2ª Secção. Relator:- BRAVO SERRA.
1. Invocando a alínea c) do nº 1 e a alínea g) do nº 2 do artigo
281º da Constituição, veio o Ministro da República para a Região Autónoma da Madeira solicitar a este Tribunal que declarasse, com força obrigatória geral, a ilegalidade das normas contidas nos números 1 a 3 do artº 1º do Decreto Legislativo Regional nº 1/2002/M, de 28 de Fevereiro, que procedeu a adaptação
àquela Região dos normativos constantes do Decreto-Lei nº 309/93, de 2 de Setembro, diploma este - posteriormente alterado pelos Decretos-Leis números
218/94, de 20 de Agosto, 151/95, de 24 de Junho, 113/97, de 10 de Maio, e
380/99, de 22 de Setembro - que regula a elaboração e aprovação dos planos de ordenamento da orla costeira.
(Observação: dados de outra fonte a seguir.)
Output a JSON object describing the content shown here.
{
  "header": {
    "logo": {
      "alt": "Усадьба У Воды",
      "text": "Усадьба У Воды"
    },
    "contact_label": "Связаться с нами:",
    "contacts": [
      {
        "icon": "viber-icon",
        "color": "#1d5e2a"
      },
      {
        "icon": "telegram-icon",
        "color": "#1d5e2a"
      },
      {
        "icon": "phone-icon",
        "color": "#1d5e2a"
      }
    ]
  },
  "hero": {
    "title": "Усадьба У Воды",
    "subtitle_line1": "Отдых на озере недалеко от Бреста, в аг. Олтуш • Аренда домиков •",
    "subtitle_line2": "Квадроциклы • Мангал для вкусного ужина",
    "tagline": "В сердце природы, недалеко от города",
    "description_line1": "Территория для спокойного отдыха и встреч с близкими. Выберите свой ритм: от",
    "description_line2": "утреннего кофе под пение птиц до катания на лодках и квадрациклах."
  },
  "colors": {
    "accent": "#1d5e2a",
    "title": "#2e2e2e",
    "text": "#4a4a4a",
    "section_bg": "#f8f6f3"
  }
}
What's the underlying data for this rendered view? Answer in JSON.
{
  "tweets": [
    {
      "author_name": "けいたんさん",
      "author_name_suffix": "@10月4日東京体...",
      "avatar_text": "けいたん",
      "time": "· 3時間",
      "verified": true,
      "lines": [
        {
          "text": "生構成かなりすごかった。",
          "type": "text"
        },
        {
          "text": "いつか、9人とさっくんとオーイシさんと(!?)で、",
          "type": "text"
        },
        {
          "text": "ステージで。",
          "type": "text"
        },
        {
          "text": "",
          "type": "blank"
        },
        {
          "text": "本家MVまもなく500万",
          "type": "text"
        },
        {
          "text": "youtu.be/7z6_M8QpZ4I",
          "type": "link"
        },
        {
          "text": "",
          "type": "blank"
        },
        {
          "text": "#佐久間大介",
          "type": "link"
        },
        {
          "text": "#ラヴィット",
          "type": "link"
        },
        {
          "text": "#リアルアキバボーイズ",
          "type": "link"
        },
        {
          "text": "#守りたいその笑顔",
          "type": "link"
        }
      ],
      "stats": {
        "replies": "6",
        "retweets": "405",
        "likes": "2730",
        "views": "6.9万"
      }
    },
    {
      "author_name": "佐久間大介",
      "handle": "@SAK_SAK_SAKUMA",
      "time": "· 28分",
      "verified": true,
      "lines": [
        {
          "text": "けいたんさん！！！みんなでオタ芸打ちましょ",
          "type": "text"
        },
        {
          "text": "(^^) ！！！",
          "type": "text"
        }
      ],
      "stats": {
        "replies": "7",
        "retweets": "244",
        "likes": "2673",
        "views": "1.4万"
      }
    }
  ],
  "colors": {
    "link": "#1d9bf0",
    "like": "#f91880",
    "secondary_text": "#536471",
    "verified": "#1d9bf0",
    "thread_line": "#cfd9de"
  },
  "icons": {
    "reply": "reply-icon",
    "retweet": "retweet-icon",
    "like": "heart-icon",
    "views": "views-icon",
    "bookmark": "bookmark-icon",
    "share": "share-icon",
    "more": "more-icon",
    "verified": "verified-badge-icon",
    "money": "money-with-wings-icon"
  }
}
Em síntese, sustentou o requerente - após larga e profusamente discretear sobre a matéria regulada no Decreto-Lei nº 309/93, em que avultava que ao segmento das áreas dos Planos de Ordenamento da Orla Costeira correspondentes à «margem do mar» se estaria perante uma definição e regime dos bens do domínio público - que, ao não respeitar o princípio fundamental definido na actual redacção do artº 17º do Decreto-Lei nº 309/93, na parte em que, conquanto utilize a asserção sem prejuízo do disposto no artigo 17º. do Decreto-Lei n.º 309/93, permite, até à aprovação dos POOC, a atribuição de usos privativos que impliquem novas construções e instalações fixas e indesmontáveis na área por eles abrangidas, a norma ínsita no nº 1 do artº 1º do Decreto Legislativo Regional em causa extravasou o âmbito da competência legislativa regional que se extrai da alínea a) do nº 1 do artigo 227º da Lei Fundamental e da alínea c) do nº 1 da Lei nº 13/91, de 5 de Junho, na redacção conferida pela Lei nº 130/99, de 21 de Agosto, pelo que a mesma padecerá de ilegalidade, vício que contaminará igualmente os números 2 e 3 do mesmo artº 1º, cuja subsistência, declarada que fosse a ilegalidade do nº 1, careceria de suporte e razão de ser.
Na pronúncia que, nos termos do artigos 54º da Lei nº 28/82, de 15 de Novembro, ofereceu, o Presidente da Assembleia Legislativa Regional da Madeira veio referir que aquele órgão colegial, em 16 de Abril de 2002, aprovou um Decreto Legislativo Regional por intermédio do qual, com efeitos reportados a
1 de Março de 2002 e com entrada em vigor prevista para o dia seguinte ao da sua publicação, revogou o Decreto Legislativo Regional nº 1/2002/M.
Apresentado memorando pelo Presidente deste Tribunal, foi fixada a orientação do mesmo, cumprindo agora formar a respectiva decisão.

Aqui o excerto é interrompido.